Philippe POUTOU   Je suis pour l’abrogation de la loi de 1970 et pour la légalisation du cannabis. La prohibition favorise le développement des trafics sans réduire le nombre de consommateurs. Elle est inefficace pour réduire la consommation, elle ne résout aucun problème de santé publique. La lutte antidrogue sert de prétexte à de nombreuses dérives sécuritaires. Elle permet au gouvernement de maintenir une sorte d’état d’exception dans les banlieues. 

La légalisation est la seule mesure sérieuse en termes de santé publique. Les drogues les plus dangereuses en France sont légales : le tabac (60 000 morts par an) et l’alcool (35 000 morts par an). Le seul moyen pour faire réellement de la prévention et de l’aide à la diminution des risques (utilisation de seringues stériles pour prévenir les infections par exemple) passe par la dépénalisation. Ne plus faire du consommateur un délinquant est le préalable à toute politique de santé qui vise à réellement aider les gens.

Corine LEPAGE   Je suis pour une dépénalisation du cannabis et pas pour la légalisation car ce serait en contradiction avec ma position en général sur les produits toxiques et les risques sur la santé. Cela permettrait d’éviter de mettre en garde à vue des jeunes qui fument du cannabis et cela diminuerait le trafic et les gains de ceux qui en font commerce. Le vrai problème est de comprendre ce qui pousse les jeunes à avoir des attitudes qui mettent en jeu leur santé actuelle (risques d’accidents) et future. 

François BAYROU   La prévention de la consommation de la drogue a subi, reconnaissons-le, des échecs. Lorsqu’on étudie en profondeur les expériences étrangères, elles ne sont pas pleinement convaincantes, ni dans un sens ni dans un autre. Voilà pourquoi je pense que nous ne pourrons prendre de décisions irréversibles qu’après avoir acquis des certitudes partagées. En attendant, il nous faudra rester intraitable dans la lutte contre les réseaux mafieux, contre les dealers qui exploitent les dépendances les plus dures, et qui pourrissent de surcroît la vie de certains jeunes à qui on fait miroiter l’argent facile.

François HOLLANDE   Plus de 40 ans après la loi de 1970, il est naturel que le débat soit ouvert. Il faut d’abord redonner toute leurs places aux politiques de prévention et de limitation des risques liés à la consommation de drogue, qui ont notamment pour buts d’éviter les contaminations par le VIH et les hépatites ainsi que les overdoses, et d’accompagner vers le sevrage. L’approche exclusivement répressive de la majorité actuelle a conduit à des reculs dans ce domaine.

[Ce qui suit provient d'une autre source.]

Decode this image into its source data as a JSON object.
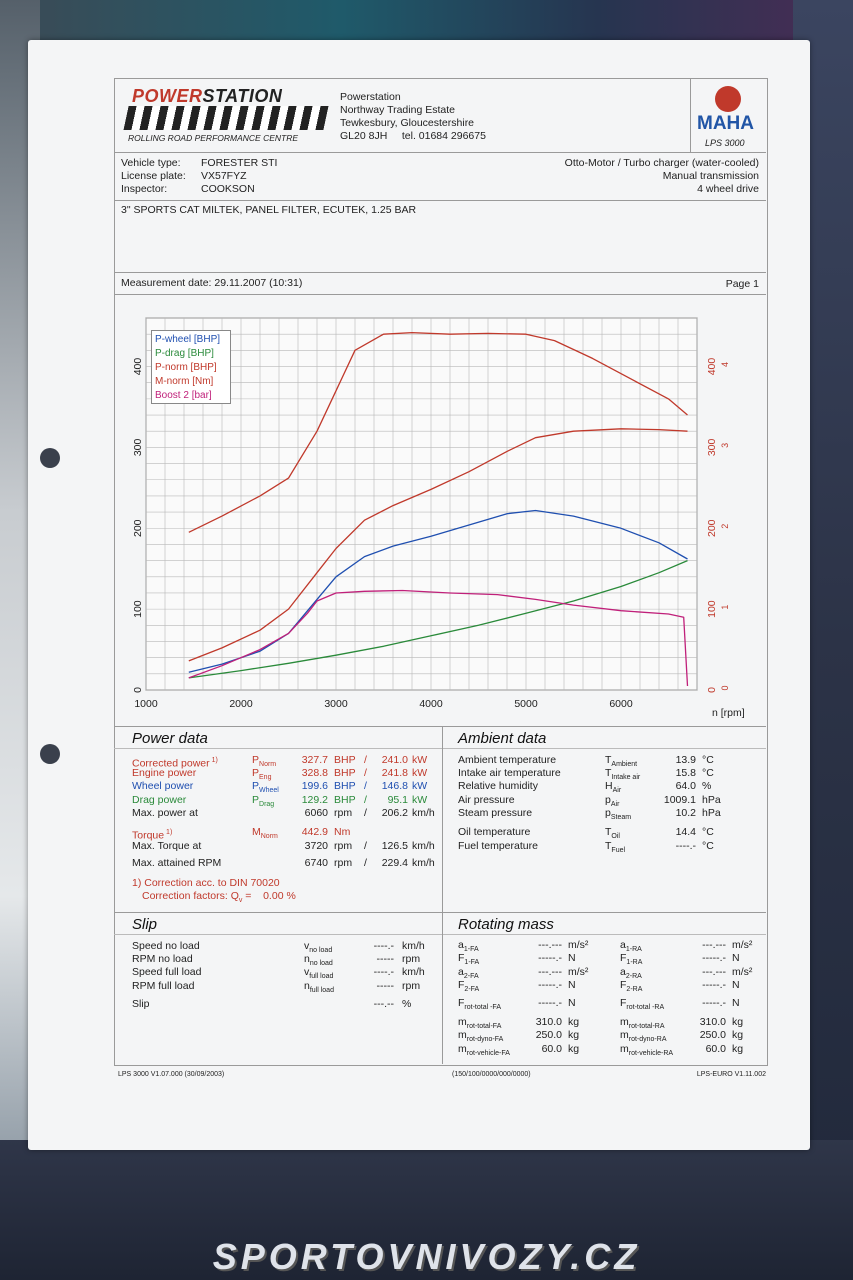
{
  "header": {
    "brand": {
      "part1": "POWER",
      "part2": "STATION"
    },
    "brand_sub": "ROLLING ROAD PERFORMANCE CENTRE",
    "address": [
      "Powerstation",
      "Northway Trading Estate",
      "Tewkesbury, Gloucestershire",
      "GL20 8JH     tel. 01684 296675"
    ],
    "maha_text": "MAHA",
    "maha_model": "LPS 3000"
  },
  "vehicle": {
    "type_label": "Vehicle type:",
    "type_value": "FORESTER STI",
    "plate_label": "License plate:",
    "plate_value": "VX57FYZ",
    "inspector_label": "Inspector:",
    "inspector_value": "COOKSON",
    "engine": "Otto-Motor / Turbo charger (water-cooled)",
    "transmission": "Manual transmission",
    "drive": "4 wheel drive"
  },
  "remarks": "3\" SPORTS CAT MILTEK, PANEL FILTER, ECUTEK, 1.25 BAR",
  "measurement": {
    "date": "Measurement date: 29.11.2007 (10:31)",
    "page": "Page 1"
  },
  "chart_data": {
    "type": "line",
    "xlabel": "n [rpm]",
    "xlim": [
      1000,
      6700
    ],
    "ylim": [
      0,
      460
    ],
    "x_ticks": [
      "1000",
      "2000",
      "3000",
      "4000",
      "5000",
      "6000"
    ],
    "y_ticks_left": [
      "0",
      "100",
      "200",
      "300",
      "400"
    ],
    "y_ticks_right": [
      "0",
      "100",
      "200",
      "300",
      "400"
    ],
    "y_ticks_right2": [
      "0",
      "1",
      "2",
      "3",
      "4"
    ],
    "legend": [
      "P-wheel [BHP]",
      "P-drag [BHP]",
      "P-norm [BHP]",
      "M-norm [Nm]",
      "Boost 2 [bar]"
    ],
    "series": [
      {
        "name": "P-wheel [BHP]",
        "color": "#1f4fb0",
        "x": [
          1450,
          1800,
          2200,
          2500,
          2800,
          3000,
          3300,
          3600,
          4000,
          4400,
          4800,
          5100,
          5500,
          6000,
          6400,
          6700
        ],
        "y": [
          22,
          32,
          48,
          70,
          112,
          140,
          165,
          178,
          190,
          204,
          218,
          222,
          215,
          200,
          182,
          162
        ]
      },
      {
        "name": "P-drag [BHP]",
        "color": "#2a8a3a",
        "x": [
          1450,
          2000,
          2500,
          3000,
          3500,
          4000,
          4500,
          5000,
          5500,
          6000,
          6400,
          6700
        ],
        "y": [
          15,
          24,
          33,
          43,
          54,
          67,
          80,
          95,
          110,
          128,
          145,
          160
        ]
      },
      {
        "name": "P-norm [BHP]",
        "color": "#c0392b",
        "x": [
          1450,
          1800,
          2200,
          2500,
          2800,
          3000,
          3300,
          3600,
          4000,
          4400,
          4800,
          5100,
          5500,
          6000,
          6400,
          6700
        ],
        "y": [
          36,
          52,
          74,
          100,
          145,
          175,
          210,
          228,
          248,
          270,
          295,
          312,
          320,
          323,
          322,
          320
        ]
      },
      {
        "name": "M-norm [Nm]",
        "color": "#c0392b",
        "x": [
          1450,
          1800,
          2200,
          2500,
          2800,
          3000,
          3200,
          3500,
          3800,
          4200,
          4600,
          5000,
          5300,
          5700,
          6100,
          6500,
          6700
        ],
        "y": [
          195,
          215,
          240,
          262,
          320,
          370,
          420,
          440,
          442,
          440,
          441,
          440,
          432,
          410,
          385,
          360,
          340
        ]
      },
      {
        "name": "Boost 2 [bar]",
        "color": "#c0207a",
        "x": [
          1450,
          1800,
          2200,
          2500,
          2700,
          2800,
          3000,
          3300,
          3700,
          4200,
          4700,
          5100,
          5500,
          6000,
          6500,
          6660,
          6700
        ],
        "y": [
          0.15,
          0.3,
          0.5,
          0.7,
          0.95,
          1.1,
          1.2,
          1.22,
          1.23,
          1.2,
          1.18,
          1.12,
          1.05,
          0.98,
          0.94,
          0.9,
          0.05
        ]
      }
    ]
  },
  "power": {
    "title": "Power data",
    "rows": [
      {
        "label": "Corrected power",
        "sup": "1)",
        "sym": "P",
        "sub": "Norm",
        "v1": "327.7",
        "u1": "BHP",
        "sep": "/",
        "v2": "241.0",
        "u2": "kW"
      },
      {
        "label": "Engine power",
        "sup": "",
        "sym": "P",
        "sub": "Eng",
        "v1": "328.8",
        "u1": "BHP",
        "sep": "/",
        "v2": "241.8",
        "u2": "kW"
      },
      {
        "label": "Wheel power",
        "sup": "",
        "sym": "P",
        "sub": "Wheel",
        "v1": "199.6",
        "u1": "BHP",
        "sep": "/",
        "v2": "146.8",
        "u2": "kW"
      },
      {
        "label": "Drag power",
        "sup": "",
        "sym": "P",
        "sub": "Drag",
        "v1": "129.2",
        "u1": "BHP",
        "sep": "/",
        "v2": "95.1",
        "u2": "kW"
      },
      {
        "label": "Max. power at",
        "sup": "",
        "sym": "",
        "sub": "",
        "v1": "6060",
        "u1": "rpm",
        "sep": "/",
        "v2": "206.2",
        "u2": "km/h"
      },
      {
        "label": "Torque",
        "sup": "1)",
        "sym": "M",
        "sub": "Norm",
        "v1": "442.9",
        "u1": "Nm",
        "sep": "",
        "v2": "",
        "u2": ""
      },
      {
        "label": "Max. Torque at",
        "sup": "",
        "sym": "",
        "sub": "",
        "v1": "3720",
        "u1": "rpm",
        "sep": "/",
        "v2": "126.5",
        "u2": "km/h"
      },
      {
        "label": "Max. attained RPM",
        "sup": "",
        "sym": "",
        "sub": "",
        "v1": "6740",
        "u1": "rpm",
        "sep": "/",
        "v2": "229.4",
        "u2": "km/h"
      }
    ],
    "note1": "1) Correction acc. to DIN 70020",
    "note2": "Correction factors: Q",
    "note2_sub": "v",
    "note2_val": "=    0.00 %"
  },
  "ambient": {
    "title": "Ambient data",
    "rows": [
      {
        "label": "Ambient temperature",
        "sym": "T",
        "sub": "Ambient",
        "val": "13.9",
        "unit": "°C"
      },
      {
        "label": "Intake air temperature",
        "sym": "T",
        "sub": "Intake air",
        "val": "15.8",
        "unit": "°C"
      },
      {
        "label": "Relative humidity",
        "sym": "H",
        "sub": "Air",
        "val": "64.0",
        "unit": "%"
      },
      {
        "label": "Air pressure",
        "sym": "p",
        "sub": "Air",
        "val": "1009.1",
        "unit": "hPa"
      },
      {
        "label": "Steam pressure",
        "sym": "p",
        "sub": "Steam",
        "val": "10.2",
        "unit": "hPa"
      },
      {
        "label": "Oil temperature",
        "sym": "T",
        "sub": "Oil",
        "val": "14.4",
        "unit": "°C"
      },
      {
        "label": "Fuel temperature",
        "sym": "T",
        "sub": "Fuel",
        "val": "----.-",
        "unit": "°C"
      }
    ]
  },
  "slip": {
    "title": "Slip",
    "rows": [
      {
        "label": "Speed no load",
        "sym": "v",
        "sub": "no load",
        "val": "----.-",
        "unit": "km/h"
      },
      {
        "label": "RPM no load",
        "sym": "n",
        "sub": "no load",
        "val": "-----",
        "unit": "rpm"
      },
      {
        "label": "Speed full load",
        "sym": "v",
        "sub": "full load",
        "val": "----.-",
        "unit": "km/h"
      },
      {
        "label": "RPM full load",
        "sym": "n",
        "sub": "full load",
        "val": "-----",
        "unit": "rpm"
      },
      {
        "label": "Slip",
        "sym": "",
        "sub": "",
        "val": "---.--",
        "unit": "%"
      }
    ]
  },
  "rotating": {
    "title": "Rotating mass",
    "left": [
      {
        "sym": "a",
        "sub": "1-FA",
        "val": "---.---",
        "unit": "m/s²"
      },
      {
        "sym": "F",
        "sub": "1-FA",
        "val": "-----.-",
        "unit": "N"
      },
      {
        "sym": "a",
        "sub": "2-FA",
        "val": "---.---",
        "unit": "m/s²"
      },
      {
        "sym": "F",
        "sub": "2-FA",
        "val": "-----.-",
        "unit": "N"
      },
      {
        "sym": "F",
        "sub": "rot-total -FA",
        "val": "-----.-",
        "unit": "N"
      },
      {
        "sym": "m",
        "sub": "rot-total-FA",
        "val": "310.0",
        "unit": "kg"
      },
      {
        "sym": "m",
        "sub": "rot-dyno-FA",
        "val": "250.0",
        "unit": "kg"
      },
      {
        "sym": "m",
        "sub": "rot-vehicle-FA",
        "val": "60.0",
        "unit": "kg"
      }
    ],
    "right": [
      {
        "sym": "a",
        "sub": "1-RA",
        "val": "---.---",
        "unit": "m/s²"
      },
      {
        "sym": "F",
        "sub": "1-RA",
        "val": "-----.-",
        "unit": "N"
      },
      {
        "sym": "a",
        "sub": "2-RA",
        "val": "---.---",
        "unit": "m/s²"
      },
      {
        "sym": "F",
        "sub": "2-RA",
        "val": "-----.-",
        "unit": "N"
      },
      {
        "sym": "F",
        "sub": "rot-total -RA",
        "val": "-----.-",
        "unit": "N"
      },
      {
        "sym": "m",
        "sub": "rot-total-RA",
        "val": "310.0",
        "unit": "kg"
      },
      {
        "sym": "m",
        "sub": "rot-dyno-RA",
        "val": "250.0",
        "unit": "kg"
      },
      {
        "sym": "m",
        "sub": "rot-vehicle-RA",
        "val": "60.0",
        "unit": "kg"
      }
    ]
  },
  "footer": {
    "left": "LPS 3000 V1.07.000 (30/09/2003)",
    "center": "(150/100/0000/000/0000)",
    "right": "LPS-EURO V1.11.002"
  },
  "watermark": "SPORTOVNIVOZY.CZ",
  "colors": {
    "red": "#c0392b",
    "blue": "#1f4fb0",
    "green": "#2a8a3a",
    "magenta": "#c0207a"
  }
}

Et puis il y a le sujet de la légalisation. J’entends les arguments de ceux qui y sont favorables : réduire les risques, mettre fin à l’emprise des réseaux criminels. Mais les drogues restent des substances nocives, dangereuses pour la santé physique et mentale et qui entraînent des phénomènes d’addiction. C’est un problème de santé publique important chez les jeunes. Je crois donc que l’interdit doit demeurer. Il faudra sans doute faire évoluer certaines peines qui ne sont pas réalistes et donc peu dissuasives : je pense par exemple aux peines de prison pour la simple consommation de cannabis.